Cuando finalmente llegué allí, en mayo de 1959, gran parte de esto resultó ser cierto. No hay nada que supere el placer de la primera inmersión que uno hace en Roma en una agradable mañana de primavera, aun cuando este no esté provocado por la contemplación de alguna obra de arte en concreto. La envolvente luz puede ser de una claridad incomparable, haciendo que cada detalle que al ojo se presenta adquiera una delicada intensidad. Primero el color, que no era como el color de otras ciudades en las que había estado. No era el color del hormigón, no era el color del vidrio en frío, no era el color del ladrillo sobrecocido, ni de la pintura de tosca pigmentación. En lugar de ello, eran los desgastados colores orgánicos de la tierra y la piedra antiguas de las que está compuesta la ciudad, los colores de la piedra caliza, el gris rojizo de la toba, la cálida decoloración del mármol que antaño había sido blanco y la superficie moteada y suntuosa del mármol conocido como pavonazzo , punteado con manchas e inclusiones blancas, como la grasa en una rodaja de mortadela. Para un ojo acostumbrado a las superficies más comunes y uniformes de la construcción del siglo XX , todo esto parece maravillosa y seductoramente suntuoso sin dar la impresión de estar sobrecargado.

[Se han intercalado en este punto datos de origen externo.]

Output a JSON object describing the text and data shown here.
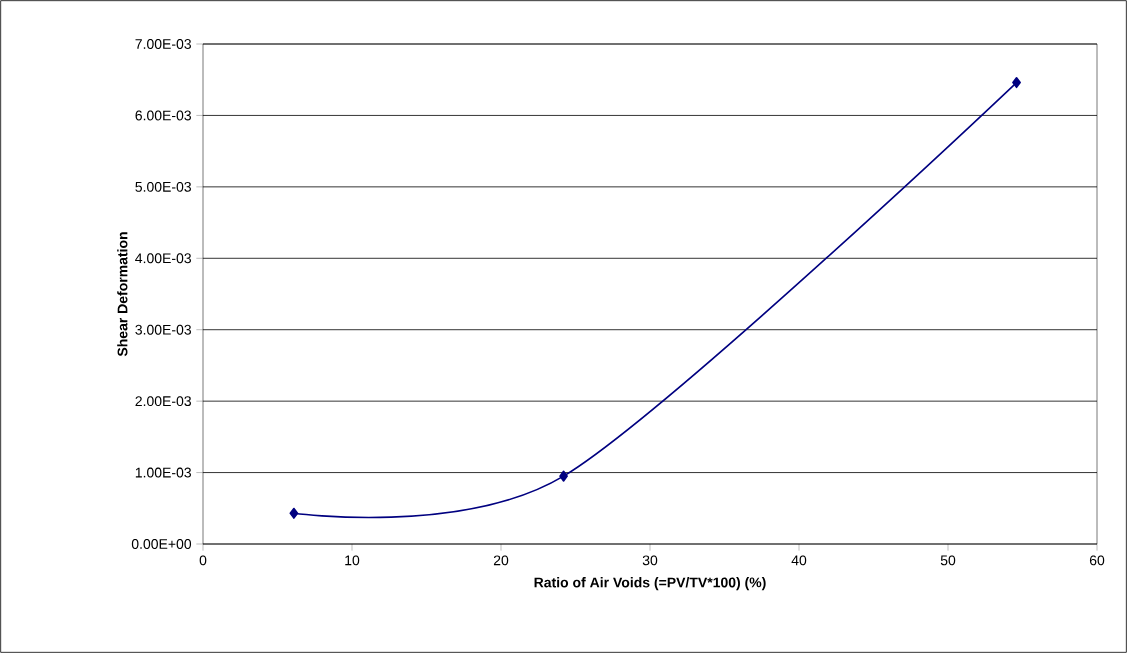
{
  "chart_data": {
    "type": "line",
    "xlabel": "Ratio of Air Voids (=PV/TV*100) (%)",
    "ylabel": "Shear Deformation",
    "x": [
      6.1,
      24.2,
      54.6
    ],
    "series": [
      {
        "color": "#000080",
        "values": [
          0.00043,
          0.00095,
          0.00646
        ]
      }
    ],
    "marker": "diamond",
    "line_style": "solid",
    "grid": "y",
    "xlim": [
      0,
      60
    ],
    "xticks": [
      0,
      10,
      20,
      30,
      40,
      50,
      60
    ],
    "ylim": [
      0,
      0.007
    ],
    "yticks": [
      {
        "value": 0,
        "label": "0.00E+00"
      },
      {
        "value": 0.001,
        "label": "1.00E-03"
      },
      {
        "value": 0.002,
        "label": "2.00E-03"
      },
      {
        "value": 0.003,
        "label": "3.00E-03"
      },
      {
        "value": 0.004,
        "label": "4.00E-03"
      },
      {
        "value": 0.005,
        "label": "5.00E-03"
      },
      {
        "value": 0.006,
        "label": "6.00E-03"
      },
      {
        "value": 0.007,
        "label": "7.00E-03"
      }
    ]
  }
}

Estaban brotando los propios árboles, de un delicado color verde, y no del más ubicuo gris apagado de los eucaliptos australianos a los que yo estaba acostumbrado. Algunos de ellos estaban en flor: el estallido en flor de color rosa y blanco de las adelfas a la vera de los caminos. Había azaleas por todas partes, sobre todo en las Escaleras Españolas: yo había tenido la suerte de llegar a Roma justo en el momento del año en el que los floristas amontonan en la Scalinata di Spagna una hilera tras otra, una masa sobre otra, de esos arbustos, cuyas flores resultaban más encantadoras todavía por el hecho de ser efímeras. Y no sólo eran las flores las que parecían estar de fiesta. Las verduras estaban floreciendo en los mercados, sobre todo en el Campo dei Fiori. Sus vendedores no querían constreñirlas. Manojos de tomillo, ramas de romero, perejil, masas liadas de albahaca llenaban el aire con su perfume. Aquí, una montaña de pimientos morrones: de color escarlata, anaranjado, amarillo, incluso negro. Allí, una canasta llena de los morados e hinchados garrotes de las berenjenas. Junto a eso, una formación de tomates, rebosantes de madurez: los rojos y ovoides San Marzanos para salsas, los tomates de amplia circunferencia para cortar en rodajas, los nervados para las ensaladas, los verdes pequeños. Incluso la patata, normalmente un bulto de aspecto aburrido, adquiría cierto esplendor tuberoso bajo esta luz mediterránea.